There's life in the mainframe yet as IBM launches new offerings


IBM's S/360 mainframe celebrated its 50th birthday on Monday. It was the machine that turned IBM into a corporate colossus, but because it was smaller and faster than other offerings of the early 60s it also put big-league computing power in the hands of businesses, not just governments and universities.

Since the personal computer revolution of the 1980s people have been predicting the death of the mainframe at the hands of distributed low-cost servers, but the big beasts continue to stalk the land of serious business computing.

Launching several new products for the S/360's descendant the System z this week, IBM has reaffirmed its commitment to the mainframe. The latest offerings are designed to provide customers with a platform for the rapid development and deployment of mobile applications and for the complete integration of these with their core business processes, applications and data.

The mainframes include a new generation of flash storage which can provide up to 30 times the performance of hard disks. There's also zDoop, a commercial implementation of the Hadoop big data platform for Linux on System z, and a new version of the venerable CICS transaction server with enhanced cloud and mobile support.

It's also launching a new IBM Enterprise Cloud System providing an integrated platform, built on open standards, for clients and service providers looking to rapidly build out a trusted cloud environment capable of supporting mission-critical workloads.

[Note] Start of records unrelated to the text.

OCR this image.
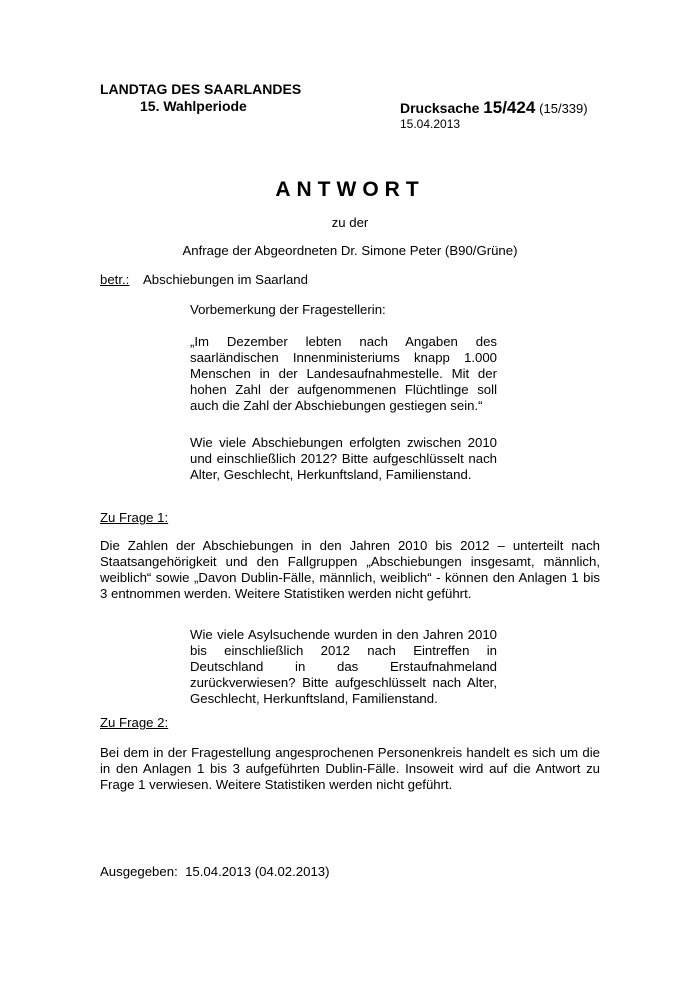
LANDTAG DES SAARLANDES
15. Wahlperiode	Drucksache 15/424 (15/339)
15.04.2013
ANTWORT
zu der
Anfrage der Abgeordneten Dr. Simone Peter (B90/Grüne)
betr.: Abschiebungen im Saarland
Vorbemerkung der Fragestellerin:
„Im Dezember lebten nach Angaben des saarländischen Innenministeriums knapp 1.000 Menschen in der Landesaufnahmestelle. Mit der hohen Zahl der aufgenommenen Flüchtlinge soll auch die Zahl der Abschiebungen gestiegen sein.“
Wie viele Abschiebungen erfolgten zwischen 2010 und einschließlich 2012? Bitte aufgeschlüsselt nach Alter, Geschlecht, Herkunftsland, Familienstand.
Zu Frage 1:
Die Zahlen der Abschiebungen in den Jahren 2010 bis 2012 – unterteilt nach Staatsangehörigkeit und den Fallgruppen „Abschiebungen insgesamt, männlich, weiblich“ sowie „Davon Dublin-Fälle, männlich, weiblich“ - können den Anlagen 1 bis 3 entnommen werden. Weitere Statistiken werden nicht geführt.
Wie viele Asylsuchende wurden in den Jahren 2010 bis einschließlich 2012 nach Eintreffen in Deutschland in das Erstaufnahmeland zurückverwiesen? Bitte aufgeschlüsselt nach Alter, Geschlecht, Herkunftsland, Familienstand.
Zu Frage 2:
Bei dem in der Fragestellung angesprochenen Personenkreis handelt es sich um die in den Anlagen 1 bis 3 aufgeführten Dublin-Fälle. Insoweit wird auf die Antwort zu Frage 1 verwiesen. Weitere Statistiken werden nicht geführt.
Ausgegeben: 15.04.2013 (04.02.2013)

There's a new pricing model too which will allow service providers to pay for Linux-based mainframe cloud infrastructure over time based on their compute consumption, rather than on system capacity. IBM's press release for the launch claims that, "Thanks to higher system efficiency and greater scalability, the total cost of some Linux on System z cloud deployments can by up to 55 percent less than comparable x86-based cloud infrastructure".